# Loss Functions
Given an input vector, a loss function is a measure of how bad a particular model performs in predicting a desired output  quantity (regression) or correctly labeling the input vector (classification).


Farhad Kamangar  Sept. 2019

## Mean Squared Error (MSE).

Mean Squared Error is the most commonly used regression loss function and it is defined as the mean of the squared distances between the desired and the predicted output(s).

$$\large MSE=\frac{1}{N}\sum_{i=1}^{N} {(t_i-y_i)}^2$$

where $N$ is the total number of samples , $t_i$ is the desired output for sample $i$ and $y_i$ is the actual output for sample $i$


## Mean Absolute Error (MAE).

Mean Absolute Error is another common function used for regression models and it is defined as as the mean of the absolute differences between the desired and the predicted output(s).

$$\large MAE=\frac{1}{N}\sum_{i=1}^{N} {|t_i-y_i|}$$

where $N$ is the total number of samples , $t_i$ is the desired output for sample $i$ and $y_i$ is the actual output for sample $i$



## Hinge (Multiclass Support Vector Machine) Loss

The hinge loss function is used for classification and it is based on the concept of maximum-margin.
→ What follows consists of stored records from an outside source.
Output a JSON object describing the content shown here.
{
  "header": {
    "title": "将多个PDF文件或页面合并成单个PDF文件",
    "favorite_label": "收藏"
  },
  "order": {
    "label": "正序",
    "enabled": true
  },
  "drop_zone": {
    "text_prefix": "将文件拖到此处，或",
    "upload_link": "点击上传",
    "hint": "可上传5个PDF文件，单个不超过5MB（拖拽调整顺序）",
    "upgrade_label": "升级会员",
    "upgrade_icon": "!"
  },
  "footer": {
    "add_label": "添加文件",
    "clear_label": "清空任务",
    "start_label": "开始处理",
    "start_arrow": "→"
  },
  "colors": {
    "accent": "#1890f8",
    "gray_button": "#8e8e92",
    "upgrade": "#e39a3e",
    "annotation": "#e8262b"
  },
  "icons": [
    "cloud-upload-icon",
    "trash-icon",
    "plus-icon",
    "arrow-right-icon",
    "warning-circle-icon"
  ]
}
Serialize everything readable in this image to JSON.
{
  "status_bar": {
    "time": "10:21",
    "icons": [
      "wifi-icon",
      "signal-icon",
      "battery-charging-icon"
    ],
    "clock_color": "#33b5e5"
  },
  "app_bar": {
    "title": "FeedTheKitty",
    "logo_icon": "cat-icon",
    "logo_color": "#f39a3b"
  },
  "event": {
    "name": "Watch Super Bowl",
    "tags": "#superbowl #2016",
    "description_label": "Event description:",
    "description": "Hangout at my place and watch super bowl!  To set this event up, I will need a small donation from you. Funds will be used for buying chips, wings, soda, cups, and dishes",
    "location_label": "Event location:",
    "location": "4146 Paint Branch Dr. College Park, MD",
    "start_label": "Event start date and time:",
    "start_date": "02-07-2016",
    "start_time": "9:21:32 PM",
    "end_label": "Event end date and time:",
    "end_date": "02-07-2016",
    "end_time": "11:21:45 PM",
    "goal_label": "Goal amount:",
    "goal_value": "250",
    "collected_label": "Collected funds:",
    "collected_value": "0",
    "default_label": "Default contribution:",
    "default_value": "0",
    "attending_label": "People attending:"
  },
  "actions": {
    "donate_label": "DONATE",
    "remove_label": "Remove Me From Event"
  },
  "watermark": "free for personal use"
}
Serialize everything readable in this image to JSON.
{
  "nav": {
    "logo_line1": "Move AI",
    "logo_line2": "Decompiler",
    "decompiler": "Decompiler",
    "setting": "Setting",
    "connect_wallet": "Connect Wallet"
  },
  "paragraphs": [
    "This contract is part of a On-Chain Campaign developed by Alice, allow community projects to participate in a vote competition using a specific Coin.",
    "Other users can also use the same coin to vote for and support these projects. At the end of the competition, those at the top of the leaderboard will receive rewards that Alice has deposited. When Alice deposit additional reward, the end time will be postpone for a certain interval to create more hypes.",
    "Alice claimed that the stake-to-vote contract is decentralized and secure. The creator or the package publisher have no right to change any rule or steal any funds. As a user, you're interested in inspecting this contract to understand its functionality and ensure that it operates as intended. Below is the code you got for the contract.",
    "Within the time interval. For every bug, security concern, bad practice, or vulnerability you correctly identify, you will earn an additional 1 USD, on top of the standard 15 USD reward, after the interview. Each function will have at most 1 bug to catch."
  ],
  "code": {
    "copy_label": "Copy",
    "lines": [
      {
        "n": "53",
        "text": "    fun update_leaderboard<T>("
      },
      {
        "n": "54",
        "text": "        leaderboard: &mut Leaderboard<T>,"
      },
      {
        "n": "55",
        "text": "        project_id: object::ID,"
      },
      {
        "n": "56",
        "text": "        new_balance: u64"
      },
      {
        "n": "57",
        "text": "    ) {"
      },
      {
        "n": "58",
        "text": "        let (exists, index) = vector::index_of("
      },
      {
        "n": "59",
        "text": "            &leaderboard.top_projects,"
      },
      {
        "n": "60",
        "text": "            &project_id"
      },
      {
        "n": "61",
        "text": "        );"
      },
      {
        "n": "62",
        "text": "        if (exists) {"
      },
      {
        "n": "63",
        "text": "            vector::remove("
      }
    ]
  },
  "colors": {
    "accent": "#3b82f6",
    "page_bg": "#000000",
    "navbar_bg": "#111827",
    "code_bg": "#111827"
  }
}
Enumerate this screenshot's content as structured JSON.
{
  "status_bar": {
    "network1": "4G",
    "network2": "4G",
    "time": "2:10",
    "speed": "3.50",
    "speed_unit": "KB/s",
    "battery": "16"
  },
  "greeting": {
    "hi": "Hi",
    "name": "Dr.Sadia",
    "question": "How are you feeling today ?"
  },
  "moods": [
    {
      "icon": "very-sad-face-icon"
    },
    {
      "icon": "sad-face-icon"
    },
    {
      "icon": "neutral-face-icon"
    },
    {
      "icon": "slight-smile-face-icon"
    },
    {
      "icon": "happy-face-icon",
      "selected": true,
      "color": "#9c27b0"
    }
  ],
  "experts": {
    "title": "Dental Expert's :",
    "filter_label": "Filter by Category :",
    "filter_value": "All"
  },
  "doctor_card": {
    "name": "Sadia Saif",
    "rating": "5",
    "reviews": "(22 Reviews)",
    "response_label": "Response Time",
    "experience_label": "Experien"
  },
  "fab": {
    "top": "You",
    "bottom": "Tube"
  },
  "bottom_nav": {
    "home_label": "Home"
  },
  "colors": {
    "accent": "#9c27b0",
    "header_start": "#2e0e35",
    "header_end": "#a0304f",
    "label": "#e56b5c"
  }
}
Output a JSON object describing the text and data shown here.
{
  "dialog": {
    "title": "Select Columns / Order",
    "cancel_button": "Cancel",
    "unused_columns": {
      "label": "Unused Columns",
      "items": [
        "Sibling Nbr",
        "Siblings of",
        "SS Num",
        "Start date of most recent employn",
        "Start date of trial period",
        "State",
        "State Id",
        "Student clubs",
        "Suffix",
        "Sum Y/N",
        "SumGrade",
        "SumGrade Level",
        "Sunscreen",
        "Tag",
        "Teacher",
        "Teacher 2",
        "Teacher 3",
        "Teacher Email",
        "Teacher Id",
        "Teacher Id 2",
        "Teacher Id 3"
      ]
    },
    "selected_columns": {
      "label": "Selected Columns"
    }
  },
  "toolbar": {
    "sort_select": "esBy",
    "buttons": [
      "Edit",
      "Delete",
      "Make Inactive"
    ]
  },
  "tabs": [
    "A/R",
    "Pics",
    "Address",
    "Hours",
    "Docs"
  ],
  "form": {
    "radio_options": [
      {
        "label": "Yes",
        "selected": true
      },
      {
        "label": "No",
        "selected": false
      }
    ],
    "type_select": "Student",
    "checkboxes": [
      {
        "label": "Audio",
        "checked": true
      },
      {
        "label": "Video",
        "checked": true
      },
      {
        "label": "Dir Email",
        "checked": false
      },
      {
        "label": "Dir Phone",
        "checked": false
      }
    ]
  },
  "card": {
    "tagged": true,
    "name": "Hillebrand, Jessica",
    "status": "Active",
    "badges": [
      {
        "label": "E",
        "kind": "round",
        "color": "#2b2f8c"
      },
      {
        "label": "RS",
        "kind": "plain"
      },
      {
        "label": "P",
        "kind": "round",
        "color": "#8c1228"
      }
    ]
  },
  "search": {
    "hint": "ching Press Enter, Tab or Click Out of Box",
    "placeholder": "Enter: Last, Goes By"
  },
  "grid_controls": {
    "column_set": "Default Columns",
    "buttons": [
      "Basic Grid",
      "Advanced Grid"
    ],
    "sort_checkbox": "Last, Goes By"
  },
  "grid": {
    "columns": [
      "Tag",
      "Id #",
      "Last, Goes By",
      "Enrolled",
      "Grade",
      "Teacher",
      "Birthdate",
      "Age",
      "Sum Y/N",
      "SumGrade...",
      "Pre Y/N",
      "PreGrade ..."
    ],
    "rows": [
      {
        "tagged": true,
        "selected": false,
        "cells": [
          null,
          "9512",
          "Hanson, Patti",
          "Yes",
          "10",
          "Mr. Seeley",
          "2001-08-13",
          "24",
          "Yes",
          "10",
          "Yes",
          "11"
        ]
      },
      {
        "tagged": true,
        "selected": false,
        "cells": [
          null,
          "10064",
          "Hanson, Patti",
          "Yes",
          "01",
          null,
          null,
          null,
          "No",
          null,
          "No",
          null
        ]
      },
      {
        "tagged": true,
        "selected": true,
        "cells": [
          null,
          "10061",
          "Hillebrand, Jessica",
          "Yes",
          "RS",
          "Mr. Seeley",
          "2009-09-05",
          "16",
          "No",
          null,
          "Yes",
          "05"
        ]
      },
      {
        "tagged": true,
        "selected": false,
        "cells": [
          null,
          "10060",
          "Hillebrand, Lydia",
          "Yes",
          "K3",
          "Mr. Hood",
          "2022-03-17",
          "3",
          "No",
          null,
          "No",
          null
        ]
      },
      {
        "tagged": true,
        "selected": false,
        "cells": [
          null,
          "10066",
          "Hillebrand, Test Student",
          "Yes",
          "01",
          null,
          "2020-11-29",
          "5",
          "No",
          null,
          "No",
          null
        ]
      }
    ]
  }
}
The hinge loss for sample number $\large s$ is formulated as:


$$\large L_s=\sum_{j \neq s_t}^{C} max(0,y_j-y_{s_t}+\Delta)$$

where $\large s$ is the sample number, $\large C$ is the number of classes, and  $\large s_t$ is the index of the true class for sample number $\large s$, and $\Delta$ is a constant.


The total loss across all the samples can be calculated as:

$$\large L=\frac {1}{N} \sum_{s} L_s$$


where  $N$ is the number of the samples, $L$ is the total loss over all the samples and $s$ is the sample number




## Numerical Example
Consider a one layer neural network with 3 nodes and linear activation function.
This network is supposed to classify its input into one of three possible classes.
Assume that the input to this network is 4 dimensional and the loss function is defined as SVM (Hinge).
For simplicity assume that his network does not have any bias.

In [1]:
import numpy as np
def calculate_output(input_vector, w):
    y = np.dot(input_vector,w)
    print("Actual output: ",y)
    return y
def SVM_loss(y,true_class_index,delta=1):
    """
    This function calculates the hinge loss function
    Farhad Kamangar Apr. 2020
    
    """
    print("True class: ",true_class_index)
    margins = np.maximum(0, y - y[true_class_index] + delta)
    margins[true_class_index] = 0
    loss_i = np.sum(margins)
    return loss_i

x = np.array([[1.0, 1.0, 1,3], [1.0, 0,0,-3.5], [0,1,0,2],[5,1,2,3],[3,6,5,1],[3,7,7,1]])
true_class_index=[1,2,0,1,0,1,2]
w=np.array([[2,4,7], [1,5,6], [6,2,5], [7,2,5]])

print("X= ",x)
print("weights: ",w)
selected_sample_number=5
print("Selected sample number: ",selected_sample_number)
y=calculate_output(x[selected_sample_number], w)

# y=np.array([30,10,40])
loss=SVM_loss(y,0,delta=1)
# loss=SVM_loss(y,true_class_index[selected_sample_number],delta=1)
print("SVM Loss: ", loss)


X=  [[ 1.   1.   1.   3. ]
 [ 1.   0.   0.  -3.5]
 [ 0.   1.   0.   2. ]
 [ 5.   1.   2.   3. ]
 [ 3.   6.   5.   1. ]
 [ 3.   7.   7.   1. ]]
weights:  [[2 4 7]
 [1 5 6]
 [6 2 5]
 [7 2 5]]
Selected sample number:  5
Actual output:  [ 62.  63. 103.]
True class:  0
SVM Loss:  44.0


## Cross Entropy Loss

The cross entropy loss uses a softmax function to calculate the loss. 

### Softmax Function

The softmax function gives a probabilistic interpretation to the output values and it is formulated as:

$$\large S(i)=\frac{e^{y_i}}{\sum_{j}^{C}e^{y_j}}$$

where $\large S(i)$ is the softmax value corresponding to the output $\large y_i$, and $ C$ is the number of classes. This function interprets the outputs as unnormalized log probabilities of each class. Notice that the denominator of the above equation normalizes the probabilities so the total sums to 1. 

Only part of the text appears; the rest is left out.